China's Shanghai Composite index fell half a percent, extending declines for a second consecutive session on concerns over the slowing domestic economy. Hong Kong's Hang Seng index ended down 0.6 percent.
Preliminary findings of a survey by Markit Economics showed that China's manufacturing sector shrank for a seventh straight month in May owing to weak demand and the deepening eurozone crisis. The headline HSBC purchasing managers' index that measures the performance of the factory sector fell to 48.7 in May from 49.3 in April, with a PMI reading below 50 suggesting contraction.
Australian shares failed to sustain early gains after a private survey showed the Chinese economy is struggling to regain momentum. The benchmark S&P/ASX 200 eased 0.2 percent and the broader All Ordinaries index shed 0.3 percent.
The big four banks fell between 0.2 percent and 0.9 percent. Mining giants BHP Billiton and Rio Tinto edged up modestly, but smaller rival Fortescue lost 1.8 percent. Sundance Resources jumped 3.8 percent after the iron ore group signed a revised agreement with China's Sichuan Hanlong Group to alter a $1.65 billion takeover agreement.
Energy shares ended mixed, with Oil Search easing 0.4 percent and Santos retreating 1.3 percent, while Woodside added 0.7 percent. Shares of AGL Energy were placed in a trading halt after announcing a $875 million share sale. Aquarius Platinum slumped 6.6 percent after a loss of production at its Mimosa mine in Zimbabwe due to a fire.
South Korea's Kospi average rose 0.3 percent in thin trading, with builders leading the gainers on bagging new orders, though the broader market remained sluggish on reports of divisions among European leaders over how best to tackle Europe's fiscal woes.
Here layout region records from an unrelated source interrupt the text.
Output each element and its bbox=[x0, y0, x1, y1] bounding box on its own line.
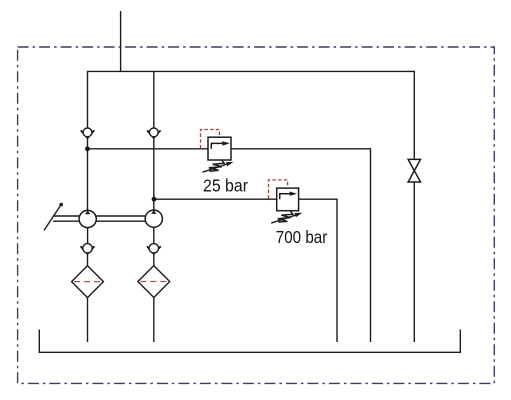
svg-text:700 bar: 700 bar bbox=[276, 227, 328, 247]
svg-text:25 bar: 25 bar bbox=[203, 175, 248, 195]
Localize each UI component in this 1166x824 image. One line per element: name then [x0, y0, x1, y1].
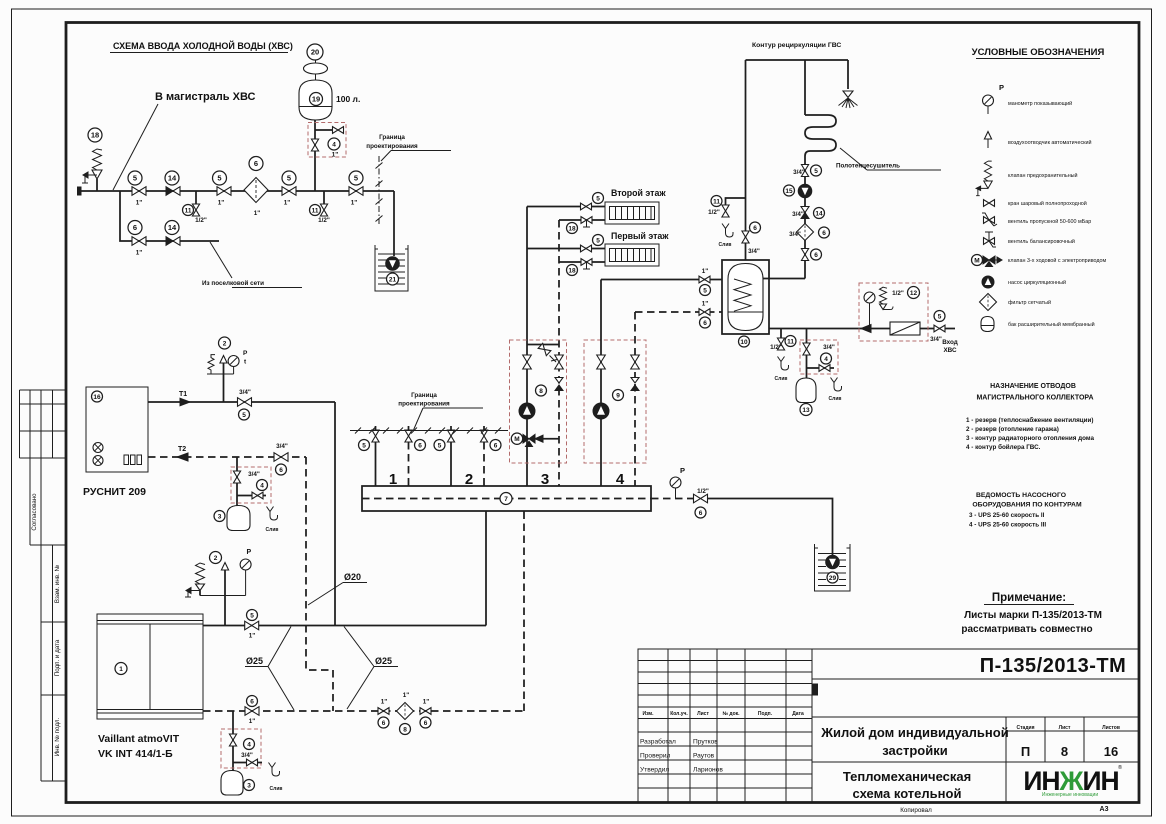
mini safety valve on feed: [880, 287, 894, 309]
valve (5) 3/4" feed inlet: [930, 311, 945, 344]
label: Граница проектирования (top): [366, 134, 451, 161]
drain funnel Слив lower: [269, 763, 283, 793]
red box (12) gauge+safety: [859, 283, 928, 341]
svg-text:6: 6: [382, 720, 386, 727]
svg-text:Примечание:: Примечание:: [992, 592, 1066, 604]
valve (5) 1" supply: [699, 268, 711, 296]
pipe: recirculation return chain: [804, 165, 806, 279]
legend item: клапан 3-х ходовой с электроприводом: [972, 255, 1107, 267]
label Ø20 with leader: [308, 572, 367, 605]
svg-text:Лист: Лист: [1059, 725, 1071, 731]
svg-text:5: 5: [133, 174, 137, 183]
svg-text:манометр показывающий: манометр показывающий: [1008, 100, 1072, 107]
svg-text:Граница: Граница: [411, 392, 437, 399]
svg-text:1/2": 1/2": [318, 217, 330, 224]
svg-text:бак расширительный мембранный: бак расширительный мембранный: [1008, 321, 1095, 328]
drain branch with valve: [237, 492, 266, 499]
design boundary line above stubs: [350, 428, 508, 434]
svg-text:13: 13: [802, 407, 810, 414]
svg-text:5: 5: [242, 412, 246, 419]
svg-text:1": 1": [254, 210, 261, 217]
air vent (2) above Vaillant: [210, 552, 229, 626]
legend item: насос циркуляционный: [982, 276, 1066, 288]
air vent (2) on T1: [219, 337, 231, 402]
svg-text:Граница: Граница: [379, 134, 405, 141]
svg-text:3/4": 3/4": [748, 248, 760, 255]
svg-text:3/4": 3/4": [823, 344, 835, 351]
svg-text:Подп.: Подп.: [758, 711, 773, 717]
svg-text:20: 20: [311, 48, 319, 57]
flow arrow T2: [177, 453, 188, 461]
svg-text:VK INT 414/1-Б: VK INT 414/1-Б: [98, 748, 173, 760]
svg-text:3 - UPS 25-60 скорость II: 3 - UPS 25-60 скорость II: [969, 512, 1045, 519]
valve (5) 1" after filter: [282, 171, 296, 207]
svg-text:Проверил: Проверил: [640, 753, 671, 760]
legend item: клапан предохранительный: [976, 161, 1078, 196]
valve (5) 3/4" recirc: [793, 165, 821, 177]
legend item: вентиль балансировочный: [984, 232, 1075, 247]
svg-text:4 - UPS 25-60 скорость III: 4 - UPS 25-60 скорость III: [969, 522, 1046, 529]
svg-text:5: 5: [938, 313, 942, 320]
P gauge on feed: [864, 292, 875, 329]
filter group on return: left valve (6) 1": [378, 699, 389, 729]
svg-text:В магистраль ХВС: В магистраль ХВС: [155, 91, 255, 103]
svg-text:2: 2: [465, 471, 473, 488]
pipe T2 return (dashed): [148, 456, 306, 458]
svg-text:ОБОРУДОВАНИЯ ПО КОНТУРАМ: ОБОРУДОВАНИЯ ПО КОНТУРАМ: [972, 502, 1082, 509]
svg-text:Ларионов: Ларионов: [693, 767, 723, 774]
svg-text:Изм.: Изм.: [642, 711, 654, 717]
pipe: supply to DHW tank: [601, 279, 722, 281]
drain valve (11) 1/2" left: [183, 191, 207, 224]
svg-text:вентиль пропускной 50-600 мБар: вентиль пропускной 50-600 мБар: [1008, 218, 1091, 225]
expansion tank (3) upper: [214, 506, 250, 531]
check valve on return riser 3: [555, 378, 563, 391]
svg-text:6: 6: [699, 510, 703, 517]
tag circle 8: [536, 385, 547, 396]
svg-text:№ док.: № док.: [722, 711, 740, 717]
svg-text:11: 11: [713, 198, 720, 205]
pipe T1 supply: [148, 401, 335, 403]
svg-text:P: P: [999, 83, 1004, 92]
pipe: boiler supply riser 4: [600, 280, 602, 487]
svg-text:3/4": 3/4": [239, 389, 251, 396]
label Ø25 left with leaders: [245, 627, 294, 711]
bypass with balancing valve: [527, 343, 559, 362]
drain (11) 1/2" on DHW outlet: [708, 196, 745, 249]
svg-text:А3: А3: [1100, 806, 1109, 813]
svg-text:Ø25: Ø25: [246, 656, 263, 666]
svg-text:3 - контур радиаторного отопле: 3 - контур радиаторного отопления дома: [966, 435, 1094, 442]
svg-text:18: 18: [568, 225, 576, 232]
pipe: radiator return riser (dashed): [558, 220, 560, 486]
tags 1/2" (12): [892, 287, 919, 299]
P gauge above Vaillant: [200, 549, 252, 596]
strainer (8) on return: [397, 692, 414, 735]
svg-text:4: 4: [824, 356, 828, 363]
legend item: манометр показывающий: [983, 83, 1073, 114]
valve on return riser 3: [555, 355, 564, 369]
3-way mixing valve with motor (M): [511, 433, 559, 447]
svg-text:Листы марки П-135/2013-ТМ: Листы марки П-135/2013-ТМ: [964, 610, 1102, 621]
legend item: воздухоотводчик автоматический: [984, 132, 1091, 149]
drain branch with valve lower: [233, 759, 262, 766]
red box around valve 4: [308, 123, 346, 158]
check valve (14) main: [165, 171, 180, 195]
svg-text:рассматривать совместно: рассматривать совместно: [961, 624, 1092, 635]
svg-text:Инв. № подл.: Инв. № подл.: [54, 717, 61, 756]
svg-text:Стадия: Стадия: [1016, 725, 1034, 731]
drain/expansion group under Vaillant return: [232, 711, 234, 771]
svg-text:5: 5: [596, 237, 600, 244]
svg-text:Слив: Слив: [829, 396, 842, 402]
valve (5) 3/4" on T1: [238, 389, 252, 420]
svg-text:14: 14: [815, 210, 823, 217]
valve (6) 1" return: [699, 301, 711, 329]
pipe: recirc into tank side: [763, 278, 805, 280]
svg-text:1: 1: [389, 471, 397, 488]
pipe: radiator supply riser: [526, 207, 528, 487]
pipe: boiler return riser 4 (dashed): [634, 312, 636, 486]
red box around valve 4 lower: [221, 729, 261, 768]
svg-text:3/4": 3/4": [276, 443, 288, 450]
svg-text:Контур рециркуляции ГВС: Контур рециркуляции ГВС: [752, 42, 841, 49]
svg-text:3: 3: [247, 782, 251, 789]
svg-text:Второй этаж: Второй этаж: [611, 188, 666, 198]
svg-text:19: 19: [312, 95, 320, 104]
pipe: Vaillant supply: [203, 625, 486, 627]
valve on branch: [233, 471, 240, 483]
pipe: down to break tank: [393, 191, 395, 256]
svg-text:6: 6: [753, 225, 757, 232]
pipe: cold water main: [80, 190, 394, 192]
pipe: riser to expansion tank: [314, 120, 316, 191]
tag (4) 3/4" lower: [241, 739, 254, 760]
svg-text:5: 5: [362, 442, 366, 449]
svg-text:5: 5: [703, 287, 707, 294]
right valve (6) 1": [420, 699, 431, 729]
svg-text:2: 2: [223, 340, 227, 347]
safety valve (18): [82, 149, 102, 191]
svg-text:1/2": 1/2": [195, 217, 207, 224]
svg-text:14: 14: [168, 223, 177, 232]
radiator 1st floor: [605, 244, 659, 266]
supply valve (5) 1st floor: [527, 235, 605, 252]
pipe: T2 route down to Vaillant return: [306, 457, 333, 711]
svg-text:Слив: Слив: [266, 527, 279, 533]
valve (6) 3/4" recirc lower: [801, 249, 821, 261]
label: Из поселковой сети: [202, 242, 302, 288]
label: Полотенцесушитель: [836, 148, 941, 170]
svg-text:3/4": 3/4": [789, 231, 801, 238]
svg-text:3: 3: [541, 471, 549, 488]
pipe: T1 riser down to Vaillant supply: [334, 402, 336, 626]
svg-text:6: 6: [703, 320, 707, 327]
P gauge on collector outlet: [670, 466, 685, 499]
svg-text:M: M: [974, 258, 979, 265]
drain funnel Слив: [266, 507, 279, 534]
recirculation pump (15): [784, 184, 812, 198]
svg-text:5: 5: [814, 168, 818, 175]
air vent (20) on tank: [304, 44, 328, 80]
svg-text:Прутков: Прутков: [693, 739, 718, 746]
valve on supply riser 3: [523, 355, 532, 369]
svg-text:Копировал: Копировал: [900, 807, 932, 814]
INZHIN logo: [1023, 764, 1122, 798]
svg-text:9: 9: [616, 392, 620, 399]
svg-text:6: 6: [424, 720, 428, 727]
svg-text:воздухоотводчик автоматический: воздухоотводчик автоматический: [1008, 139, 1092, 146]
flow arrow T1: [180, 398, 190, 406]
svg-text:2 - резерв (отопление гаража): 2 - резерв (отопление гаража): [966, 426, 1059, 433]
pipe: return riser to collector (dashed): [523, 511, 525, 711]
svg-text:Полотенцесушитель: Полотенцесушитель: [836, 163, 900, 170]
svg-text:Инженерные инновации: Инженерные инновации: [1042, 792, 1098, 798]
tag circle 9: [613, 390, 624, 401]
legend item: кран шаровый полнопроходной: [984, 200, 1087, 207]
svg-text:Ø25: Ø25: [375, 656, 392, 666]
red box pump group 4: [584, 340, 646, 463]
svg-text:2: 2: [214, 555, 218, 562]
svg-text:15: 15: [785, 188, 793, 195]
tag 3/4" (4): [248, 471, 267, 491]
valve (6) 3/4" on T2: [274, 443, 288, 475]
towel dryer coil: [805, 115, 836, 165]
legend item: фильтр сетчатый: [980, 294, 1051, 311]
valve (5) 1" main: [128, 171, 146, 207]
svg-text:Ø20: Ø20: [344, 572, 361, 582]
strainer (6) 3/4" recirc: [789, 224, 829, 241]
valve (6) 1" on return: [245, 696, 259, 726]
pipe: collector drain outlet: [651, 498, 694, 500]
branch to expansion tank 13: [806, 329, 808, 379]
expansion tank (3) lower: [221, 771, 255, 796]
svg-text:Взам. инв. №: Взам. инв. №: [54, 564, 61, 603]
svg-text:клапан 3-х ходовой с электропр: клапан 3-х ходовой с электроприводом: [1008, 257, 1107, 264]
svg-text:УСЛОВНЫЕ ОБОЗНАЧЕНИЯ: УСЛОВНЫЕ ОБОЗНАЧЕНИЯ: [972, 47, 1105, 58]
valve on tank riser: [311, 139, 318, 151]
svg-text:1/2": 1/2": [697, 488, 709, 495]
svg-text:Лист: Лист: [697, 711, 709, 717]
red box around valve 4: [231, 467, 271, 503]
svg-text:29: 29: [829, 575, 837, 582]
svg-text:5: 5: [217, 174, 221, 183]
legend item: вентиль пропускной 50-600 мБар: [982, 213, 1091, 226]
svg-text:1": 1": [332, 152, 339, 159]
radiator 2nd floor: [605, 202, 659, 224]
drain valve (6) 1/2" on outlet: [694, 488, 709, 518]
expansion tank (13): [796, 378, 816, 416]
legend item: бак расширительный мембранный: [981, 317, 1095, 332]
stub riser 1 supply: [359, 426, 380, 486]
svg-text:18: 18: [568, 267, 576, 274]
svg-text:Тепломеханическая: Тепломеханическая: [843, 769, 971, 784]
svg-text:8: 8: [403, 726, 407, 733]
svg-text:1/2": 1/2": [892, 290, 904, 297]
DHW storage boiler (10): [722, 260, 769, 347]
label: Граница проектирования (collector): [398, 392, 483, 430]
collector (7): [362, 486, 651, 511]
svg-text:Первый этаж: Первый этаж: [611, 231, 669, 241]
svg-text:кран шаровый полнопроходной: кран шаровый полнопроходной: [1008, 200, 1087, 207]
bypass valve (6) 1": [128, 221, 146, 257]
svg-text:5: 5: [250, 612, 254, 619]
break tank (21) with pump: [375, 245, 408, 291]
label: Вход ХВС: [942, 339, 958, 354]
valve (5) 1" before filter: [213, 171, 232, 207]
stub riser 1 return (dashed): [405, 426, 426, 486]
svg-text:16: 16: [1104, 744, 1118, 759]
leader line: [113, 104, 158, 190]
check arrow on feed: [861, 325, 871, 333]
svg-text:1 - резерв (теплоснабжение вен: 1 - резерв (теплоснабжение вентиляции): [966, 416, 1093, 424]
svg-text:схема котельной: схема котельной: [853, 786, 962, 801]
label: Vaillant atmoVIT VK INT 414/1-Б: [98, 733, 180, 760]
svg-text:11: 11: [185, 207, 192, 214]
pipe: bypass branch: [120, 191, 219, 241]
design boundary line (top): [376, 156, 383, 224]
svg-text:1: 1: [119, 666, 123, 673]
svg-text:Vaillant atmoVIT: Vaillant atmoVIT: [98, 733, 180, 745]
svg-text:7: 7: [504, 496, 508, 503]
svg-text:Слив: Слив: [270, 786, 283, 792]
red box around valve 4: [800, 340, 838, 374]
svg-text:П-135/2013-ТМ: П-135/2013-ТМ: [980, 655, 1127, 677]
valve (6) 3/4" on DHW outlet: [742, 222, 761, 255]
svg-text:РУСНИТ 209: РУСНИТ 209: [83, 486, 146, 498]
svg-text:Вход: Вход: [942, 339, 958, 346]
svg-text:4: 4: [260, 482, 264, 489]
svg-text:Подп. и дата: Подп. и дата: [54, 639, 61, 676]
svg-text:6: 6: [418, 442, 422, 449]
electric boiler РУСНИТ 209 (16): [86, 387, 148, 472]
tag circle 18: [88, 128, 102, 142]
svg-text:П: П: [1021, 744, 1030, 759]
supply valve (5) 2nd floor: [527, 193, 605, 210]
pipe: supply riser to collector: [485, 511, 487, 626]
svg-text:НАЗНАЧЕНИЕ ОТВОДОВ: НАЗНАЧЕНИЕ ОТВОДОВ: [990, 383, 1076, 390]
pipe: cold water feed: [769, 328, 955, 330]
expansion group on T2: branch: [236, 457, 238, 506]
svg-text:11: 11: [787, 338, 794, 345]
svg-text:Разработал: Разработал: [640, 738, 676, 746]
pipe: recirculation top: [746, 60, 849, 89]
pipe: DHW outlet riser: [745, 60, 747, 260]
return valve (18) 1st floor: [559, 259, 605, 276]
svg-text:3/4": 3/4": [930, 336, 942, 343]
svg-text:14: 14: [168, 174, 177, 183]
svg-text:1": 1": [423, 699, 430, 706]
pipe end cap: [78, 187, 82, 195]
tag 3/4" (4): [821, 344, 835, 364]
svg-text:21: 21: [389, 276, 397, 283]
svg-text:12: 12: [910, 290, 918, 297]
svg-text:P: P: [247, 549, 252, 556]
red box pump group 3: [510, 340, 567, 463]
svg-text:6: 6: [814, 252, 818, 259]
drain (11) 1/2" on feed: [770, 329, 796, 383]
svg-text:Жилой дом индивидуальной: Жилой дом индивидуальной: [820, 725, 1008, 740]
svg-text:3: 3: [218, 513, 222, 520]
svg-text:1": 1": [351, 200, 358, 207]
svg-text:6: 6: [822, 230, 826, 237]
mini safety valve on T1: [207, 355, 215, 374]
svg-text:4: 4: [616, 471, 625, 488]
svg-text:Из поселковой сети: Из поселковой сети: [202, 279, 264, 287]
svg-text:6: 6: [279, 467, 283, 474]
left stamp grid: [20, 390, 67, 781]
gas boiler Vaillant (1): [97, 614, 203, 719]
svg-text:Кол.уч.: Кол.уч.: [670, 711, 688, 717]
drain valve (11) 1/2" right: [310, 191, 330, 224]
svg-text:клапан предохранительный: клапан предохранительный: [1008, 172, 1078, 179]
valve on branch lower: [229, 734, 236, 746]
svg-text:P: P: [243, 350, 248, 357]
svg-text:T1: T1: [179, 391, 187, 398]
svg-text:проектирования: проектирования: [366, 143, 418, 150]
drain branch with valve: [807, 365, 842, 402]
svg-text:Раутов: Раутов: [693, 753, 715, 760]
svg-text:Дата: Дата: [792, 711, 804, 717]
svg-text:®: ®: [1118, 764, 1122, 771]
pipe: to drain tank: [707, 499, 833, 557]
svg-text:1": 1": [403, 692, 410, 699]
strainer filter (6) main: [244, 157, 268, 218]
svg-text:5: 5: [596, 195, 600, 202]
svg-text:1": 1": [136, 200, 143, 207]
svg-text:5: 5: [354, 174, 358, 183]
svg-text:Согласовано: Согласовано: [31, 493, 38, 531]
svg-text:1": 1": [702, 301, 709, 308]
pipe: return from DHW tank (dashed): [635, 311, 722, 313]
svg-text:1": 1": [702, 268, 709, 275]
tee with valve (4) 1": [315, 127, 344, 159]
svg-text:M: M: [514, 436, 519, 443]
svg-text:100 л.: 100 л.: [336, 94, 360, 104]
valve on branch: [803, 343, 810, 355]
svg-text:1": 1": [136, 250, 143, 257]
svg-text:застройки: застройки: [882, 743, 948, 758]
svg-text:МАГИСТРАЛЬНОГО КОЛЛЕКТОРА: МАГИСТРАЛЬНОГО КОЛЛЕКТОРА: [976, 395, 1093, 402]
svg-text:5: 5: [287, 174, 291, 183]
svg-text:проектирования: проектирования: [398, 401, 450, 408]
svg-text:1": 1": [249, 633, 256, 640]
valve (5) 1" on supply: [245, 610, 259, 640]
svg-text:6: 6: [133, 223, 137, 232]
svg-text:4: 4: [332, 141, 336, 148]
drain tank (29) with pump: [815, 544, 851, 591]
svg-text:Утвердил: Утвердил: [640, 767, 669, 774]
pipe: branch to towel dryer: [804, 60, 806, 115]
svg-text:P: P: [680, 466, 685, 475]
P/t gauge on T1: [211, 350, 248, 374]
svg-text:6: 6: [250, 698, 254, 705]
valve (5) 1" at boundary: [349, 171, 363, 207]
svg-text:вентиль балансировочный: вентиль балансировочный: [1008, 238, 1075, 245]
svg-text:1": 1": [381, 699, 388, 706]
label Ø25 right with leaders: [344, 627, 398, 710]
svg-text:1": 1": [284, 200, 291, 207]
svg-text:3/4": 3/4": [793, 169, 805, 176]
circulation pump riser 3: [519, 403, 535, 419]
svg-text:1/2": 1/2": [708, 209, 720, 216]
svg-text:3/4": 3/4": [241, 752, 253, 759]
svg-text:Листов: Листов: [1102, 725, 1120, 731]
svg-text:8: 8: [539, 388, 543, 395]
svg-text:6: 6: [254, 159, 258, 168]
inline filter on feed: [890, 322, 920, 335]
svg-text:ВЕДОМОСТЬ НАСОСНОГО: ВЕДОМОСТЬ НАСОСНОГО: [976, 492, 1066, 499]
Daelim Industrial rose 1.7 percent after it won a $776 million project in consortium with Japanese trading house Sojitz Corp to build a coal power plant in Vietnam.
New Zealand shares fell, with the benchmark NZX-50 index easing 0.4 percent, after the government unveiled a budget aimed at returning to fiscal surplus in 2014/15. The fiscal surplus for the year ending June 2015 is seen at NZ$197 million and forecast to grow to NZ$2.1 billion and NZ$4.4 billion in 2015/16 and 2016/17, respectively. "These surpluses will allow the government to rebuild New Zealand's resilience to further shocks, help lift national savings, keep interest rates lower for longer, take pressure off the exchange rate, and reduce future finance costs," Finance Minister Bill English said.
Outdoor clothing and equipment company Kathmandu Holdings paced the declines on the exchange, falling 3.8 percent, while Rakon, Fletcher Building and Nuplex lost 2-3 percent. Whiteware manufacturer Fisher & Paykel Appliances rose 2.8 percent after the company beat its full-year guidance while posting a 45 percent drop in full-year profit. Guinness Peat Group gained 2.1 percent after Sir Ron Brierley retained his seat on the board of the investment company in a shareholder vote.
India's benchmark Sensex was last trading up 1.5 percent, as a steep hike in petrol prices fueled speculation that the government may hike diesel and LPG prices on Friday to cut the fuel subsidy bill and counter the perception of government inaction that has lowered the credibility of the UPA government among overseas investors.
Elsewhere, Indonesia's Jakarta Composite index and Singapore's Straits Times were little changed and Malaysia's KLSE Composite was up 0.6 percent, but the Taiwan Weighed average eased 0.3 percent.
On Wall Street, stocks staged a late-day recovery overnight, with data showing a bigger than expected increase in U.S. home sales in April and reports that the European Union was considering a bank deposit guarantee scheme offering some support. The tech-heavy Nasdaq rose 0.4 percent and the S&P 500 added 0.2 percent, but the Dow slipped 0.1 percent.